After the completion of the construction of the Moscow Canal in 1937, A. Komarovsky was appointed deputy head of the construction of the Kuibyshev hydroelectric complex. Having studied the object, I came to the conclusion that the choice of construction site was erroneous due to unfavorable geological conditions. By that time, construction was already in full swing, for which a cluster of Gulag camps for 30,000 prisoners was built. On this occasion, Komarovsky entered into a severe conflict with the head of construction S. Ya. Zhuk. Ultimately, construction was stopped, and in the post-war period it was started in a different place.

In 1938, Komarovsky was appointed head of the capital construction sector of the People's Commissariat of Water Transport of the USSR. In the same year, he was enlisted in the Red Army and was awarded the military rank of military engineer 1st rank (corresponding to the rank of colonel). Member of the CPSU(b) since 1939.

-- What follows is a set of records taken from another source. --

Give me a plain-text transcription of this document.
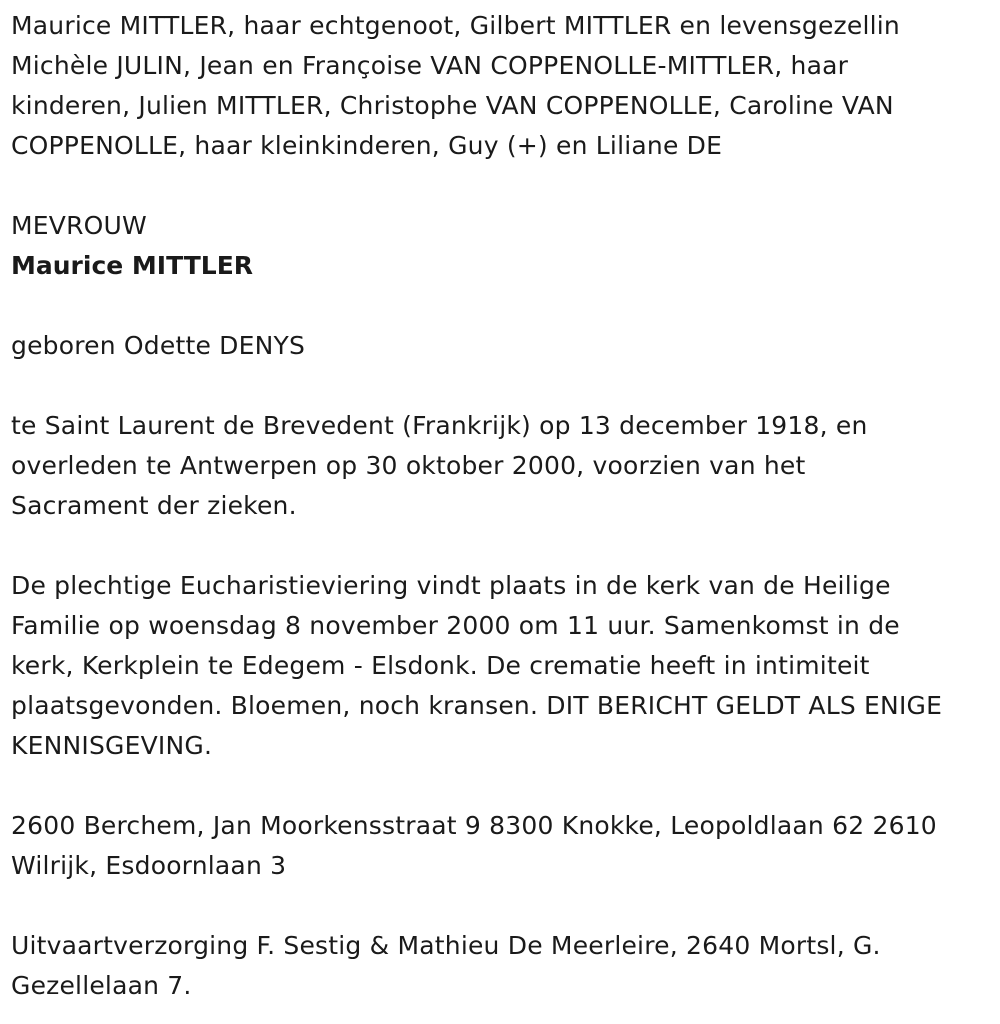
Maurice MITTLER, haar echtgenoot, Gilbert MITTLER en levensgezellin

Michèle JULIN, Jean en Françoise VAN COPPENOLLE-MITTLER, haar

kinderen, Julien MITTLER, Christophe VAN COPPENOLLE, Caroline VAN

COPPENOLLE, haar kleinkinderen, Guy (+) en Liliane DE

MEVROUW

Maurice MITTLER

geboren Odette DENYS

te Saint Laurent de Brevedent (Frankrijk) op 13 december 1918, en

overleden te Antwerpen op 30 oktober 2000, voorzien van het

Sacrament der zieken.

De plechtige Eucharistieviering vindt plaats in de kerk van de Heilige

Familie op woensdag 8 november 2000 om 11 uur. Samenkomst in de

kerk, Kerkplein te Edegem - Elsdonk. De crematie heeft in intimiteit

plaatsgevonden. Bloemen, noch kransen. DIT BERICHT GELDT ALS ENIGE

KENNISGEVING.

2600 Berchem, Jan Moorkensstraat 9 8300 Knokke, Leopoldlaan 62 2610

Wilrijk, Esdoornlaan 3

Uitvaartverzorging F. Sestig & Mathieu De Meerleire, 2640 Mortsl, G.

Gezellelaan 7.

In 1939, Komarovsky was transferred to the People's Commissariat of the USSR Maritime Fleet, appointed head of the Glavspetsgidrostroy, then - Deputy People's Commissar of the USSR Maritime Fleet for construction. He was responsible for the construction of naval bases and hydraulic structures. Brigengineer (1939).

The Great Patriotic War

In the first days of the war, Komarovsky was appointed head of the department for the construction of defensive structures of the Main Directorate of Defensive Works of the NKVD of the USSR. On August 5, 1941, brigade engineer A.N. Komarovsky was appointed head of the 5th Defense Works Directorate, which carried out the tasks of constructing defensive lines for the Southern and Southwestern Fronts. The main forces of the administration were directed to the construction of defensive lines near Kharkov. In October 1941, on the basis of the control, the 5th Engineer Army was formed, led by Komarovsky, which was aimed at building the Stalingrad defensive perimeter.

In January 1942, by a resolution of the State Defense Committee, the Bakalstroy construction department was formed on the basis of the army - the creation of a high-quality steel plant in the Chelyabinsk region. Bakalstroy became the beginning of the Chelyabinsk Metallurgical Plant. Having started construction from a peg in a field, Komarovsky achieved the first melting of the plant in 1943.